Lurid tales of big bank foreclosure shenanigans are being reported in the press regularly. Judges all over the country are up in arms about the careless and often fraudulent papers presented to the courts in many foreclosure actions.I think we are just beginning to learn the true scope of the big banks' financial problems. The four largest banks in the US are Bank of America, CityGroup, JP Morgan and Wells Fargo. Gretchen Morgenson, a financial reporter for the NY Times, writes that these four banks have already set up reserves of about $10 billion dollars for possible mortgage repurchases. However, this may just be a drop in the bucket, considering that $5 trillion in mortgage securities were issued from 2005 to 2007. I think their mortgage losses may be big enough to put one or more of them out of business, and they still have to cope with gigantic credit card losses that haven't really been dealt with yet.

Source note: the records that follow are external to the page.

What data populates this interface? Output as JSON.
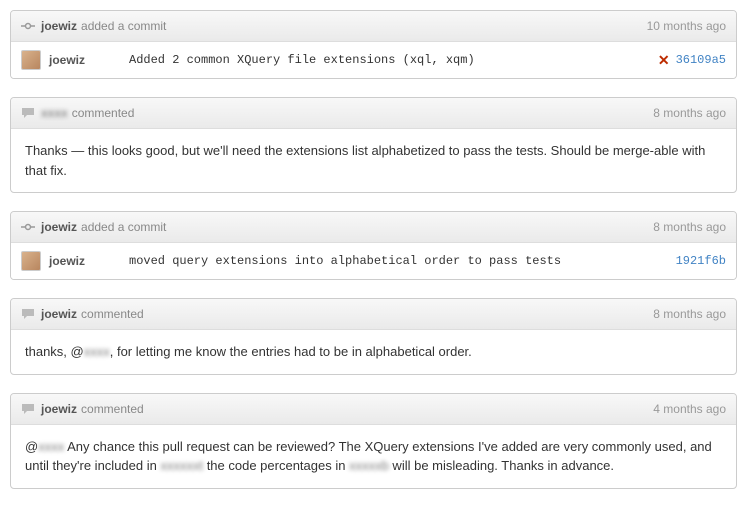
{
  "items": [
    {
      "type": "commit",
      "user": "joewiz",
      "action": "added a commit",
      "time": "10 months ago",
      "commit_author": "joewiz",
      "commit_msg": "Added 2 common XQuery file extensions (xql, xqm)",
      "status_icon": "✕",
      "sha": "36109a5"
    },
    {
      "type": "comment",
      "user_blurred": true,
      "user": "xxxx",
      "action": "commented",
      "time": "8 months ago",
      "body": "Thanks — this looks good, but we'll need the extensions list alphabetized to pass the tests. Should be merge-able with that fix."
    },
    {
      "type": "commit",
      "user": "joewiz",
      "action": "added a commit",
      "time": "8 months ago",
      "commit_author": "joewiz",
      "commit_msg": "moved query extensions into alphabetical order to pass tests",
      "status_icon": "",
      "sha": "1921f6b"
    },
    {
      "type": "comment",
      "user": "joewiz",
      "action": "commented",
      "time": "8 months ago",
      "body_parts": [
        "thanks, @",
        "xxxx",
        ", for letting me know the entries had to be in alphabetical order."
      ]
    },
    {
      "type": "comment",
      "user": "joewiz",
      "action": "commented",
      "time": "4 months ago",
      "body_parts": [
        "@",
        "xxxx",
        " Any chance this pull request can be reviewed? The XQuery extensions I've added are very commonly used, and until they're included in ",
        "xxxxxxt",
        " the code percentages in ",
        "xxxxxb",
        " will be misleading. Thanks in advance."
      ]
    }
  ]
}
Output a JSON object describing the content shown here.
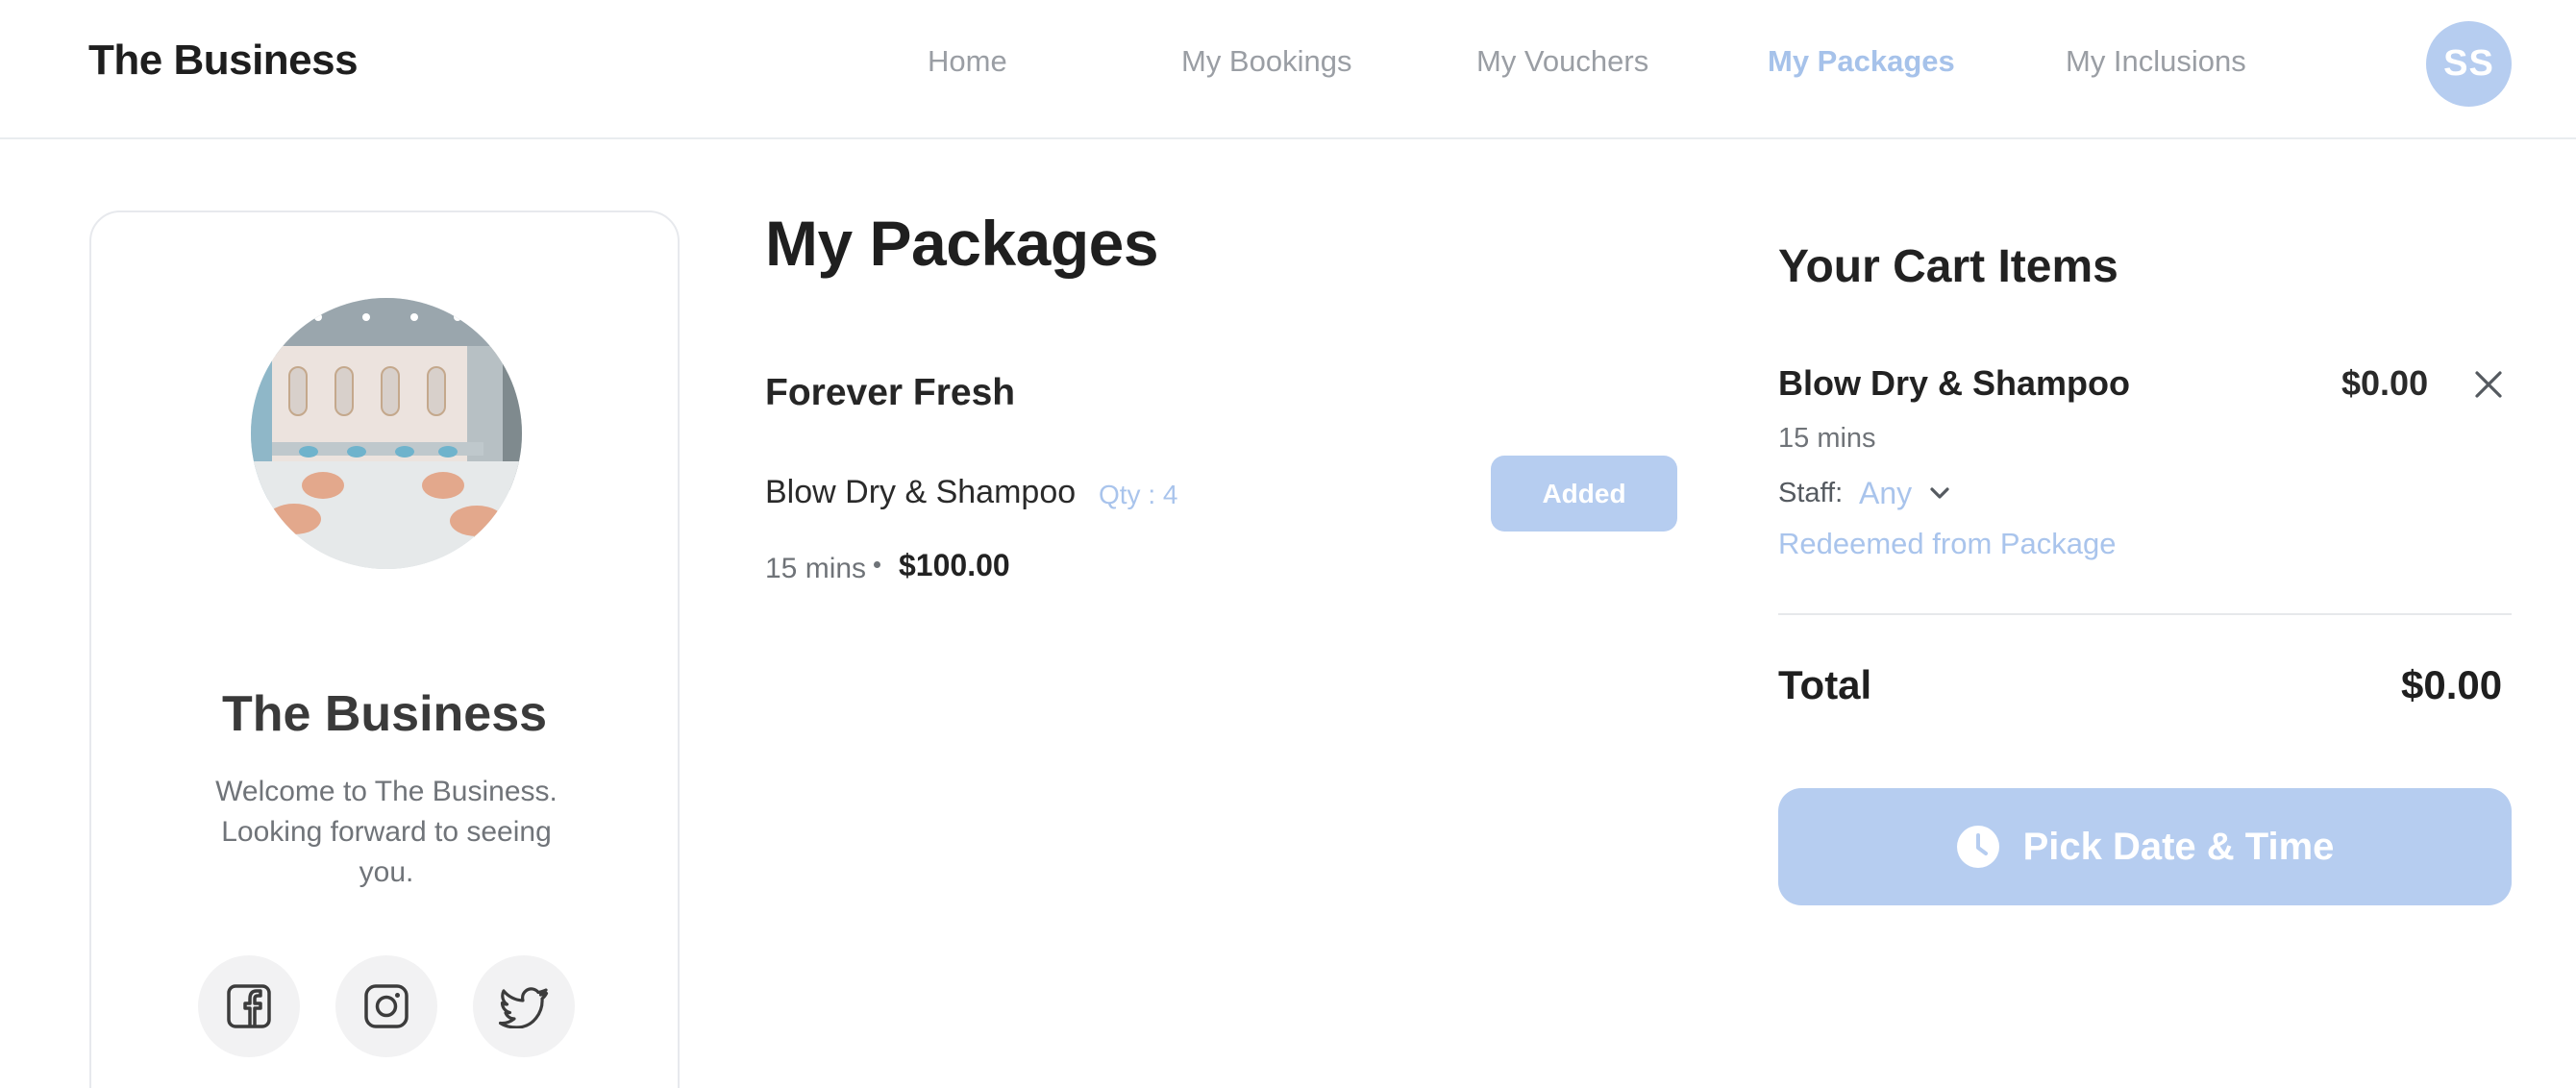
{
  "header": {
    "brand": "The Business",
    "nav": [
      {
        "label": "Home",
        "active": false
      },
      {
        "label": "My Bookings",
        "active": false
      },
      {
        "label": "My Vouchers",
        "active": false
      },
      {
        "label": "My Packages",
        "active": true
      },
      {
        "label": "My Inclusions",
        "active": false
      }
    ],
    "avatar_initials": "SS"
  },
  "profile": {
    "name": "The Business",
    "welcome": "Welcome to The Business. Looking forward to seeing you.",
    "social": [
      {
        "icon": "facebook-icon"
      },
      {
        "icon": "instagram-icon"
      },
      {
        "icon": "twitter-icon"
      }
    ]
  },
  "main": {
    "title": "My Packages",
    "packages": [
      {
        "name": "Forever Fresh",
        "services": [
          {
            "name": "Blow Dry & Shampoo",
            "qty_label": "Qty : 4",
            "button_label": "Added",
            "duration": "15 mins",
            "price": "$100.00"
          }
        ]
      }
    ]
  },
  "cart": {
    "title": "Your Cart Items",
    "items": [
      {
        "name": "Blow Dry & Shampoo",
        "price": "$0.00",
        "duration": "15 mins",
        "staff_label": "Staff:",
        "staff_value": "Any",
        "note": "Redeemed from Package"
      }
    ],
    "total_label": "Total",
    "total_value": "$0.00",
    "pick_button_label": "Pick Date & Time"
  },
  "colors": {
    "accent": "#a9c4ec",
    "accent_button": "#b6cdf0",
    "text_dark": "#222222",
    "text_muted": "#6f7378"
  }
}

When the Feds put Lehman Brothers out of their misery, we were told that the economy could not get along without them. However, we seem to be doing just fine, as evidenced by the size of the bonuses paid by the other investment bankers to their employees in 2010.

When we are told that one of our big banks will need to be bailed out with our money because they are "too big to be allowed to fail," we shouldn't believe them! We have no shortage of banks in the United States, and bailing them out of self-inflicted bad investments is another example of allowing financiers to gamble with our money, and suffer no ill consequences! It proved disastrous in the 1980s savings and loan scandal, when it cost depositors and investors over $160 billion dollars. It's time for Americans to recognize that "banker mentality" is all about short term profits and bonuses, rather than stability, sound underwriting and sensible lending parameters.